Industrial sites needed

Area also promoted as location for filming, retirement

October 14, 1998|By John Murphy | John Murphy,SUN STAFF

As a place for business, Carroll County attracts Hollywood filmmakers, retirement-community developers and world-recognized manufacturers.

But the once-rural county remains a more popular place to live than to work, county economic development officials told Carroll political and business leaders yesterday.

Carroll reportedly has the lowest wages in the Baltimore region, does not have enough industrial space and lacks jobs for spouses of new county residents.

"You can see why half the county leaves every day," said John T. Lyburn Jr., the county's economic development director, noting that 50 percent of the labor force works outside the county.

Despite these challenges, Lyburn provided an upbeat message to members of the Economic Development Commission during its annual retreat yesterday at Carroll Lutheran Village. The 29-member commission, which helps attract businesses to the county, meets monthly to discuss economic development.

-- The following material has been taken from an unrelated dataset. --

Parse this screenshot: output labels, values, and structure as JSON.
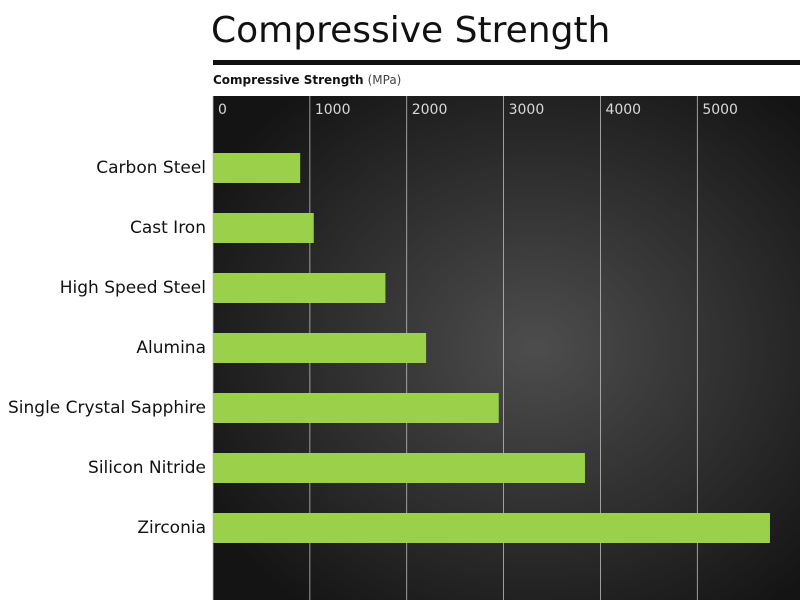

Lyburn displayed a list of 10 projected business deals worth $157.5 million. They include projects of two manufacturing companies, which Lyburn declined to name; a $30 million distribution center by Sweetheart Cup Co. near Hampstead; a $36 million private school near Finksburg; and two Wal-Marts, in Hampstead and Mount Airy.

If all 10 projects are completed, they would help correct the imbalance between residential growth and business growth, Lyburn said. Business provides slightly less than 12 percent of Carroll's tax base -- the lowest business-to-residential ratio in the region.

That figure has made economic development one of the key issues in the county commissioner race. The seven candidates, Democratic, Republican and Independent, have emphasized the county's need to attract new businesses.

Lyburn also highlighted his department's efforts to market the county to Hollywood. In January, a color ad will run in a publication of the state film commission. The ad, featuring a photograph of horses grazing in a field, asks producers to "ROLL 'EM! in beautiful Carroll County, Maryland."

Universal Studio's seven-week filming of "For Richer For Poorer" in Carroll last year generated $2.5 million for the local economy, he said. Lyburn plans to attend Sundance Film Festival in Utah next year to promote the county's rural setting, main streets and historic homes to film producers.

Hollywood might return this year. Film scouts are looking at St. Paul's United Methodist Church in New Windsor to film a scene for a new movie, "Runaway Bride," to star Julia Roberts and Richard Gere.

Carroll's commercial growth continues to be dominated by manufacturers, including the recently completed expansions of Evapco Inc. in Taneytown and Marada Industries Inc. in Westminster.

The county must develop industrial sites for manufacturers, Lyburn said. While Frederick County can offer more than 30 different sites to businesses, and Baltimore County more than 100, Carroll has few, he said.

The planned 400-acre North Carroll Business Park in Hampstead will help this situation, Lyburn said. "We need more industrial-zoned land, and we need it fast," he said.

The county will also continue to grow as a retirement destination, he said. "Everybody wants to open a retirement community in Carroll County. They are cropping up everywhere," Lyburn said.

Though Carroll might compete with its neighbors, Louna Primm, chair of the Economic Development Commission, reminded members of the county's role within the region.

In a presentation to the commission, Lois Yates of the Greater Baltimore Alliance, a regional economic development corporation, agreed, saying Carroll's success is linked to that of the Baltimore region and the state.

In a survey of business leaders in the Baltimore region, the alliance found that the state needs to improve its business environment.

Besides naming problems with permits and taxes, business owners said the region's community colleges fail to train enough students for new jobs demanding skilled labor. "We are lagging behind other states in our ability to respond and adjust to global markets," Yates said.

However, she added, Carroll County's work force was complimented in the survey for its productivity and strong work ethic.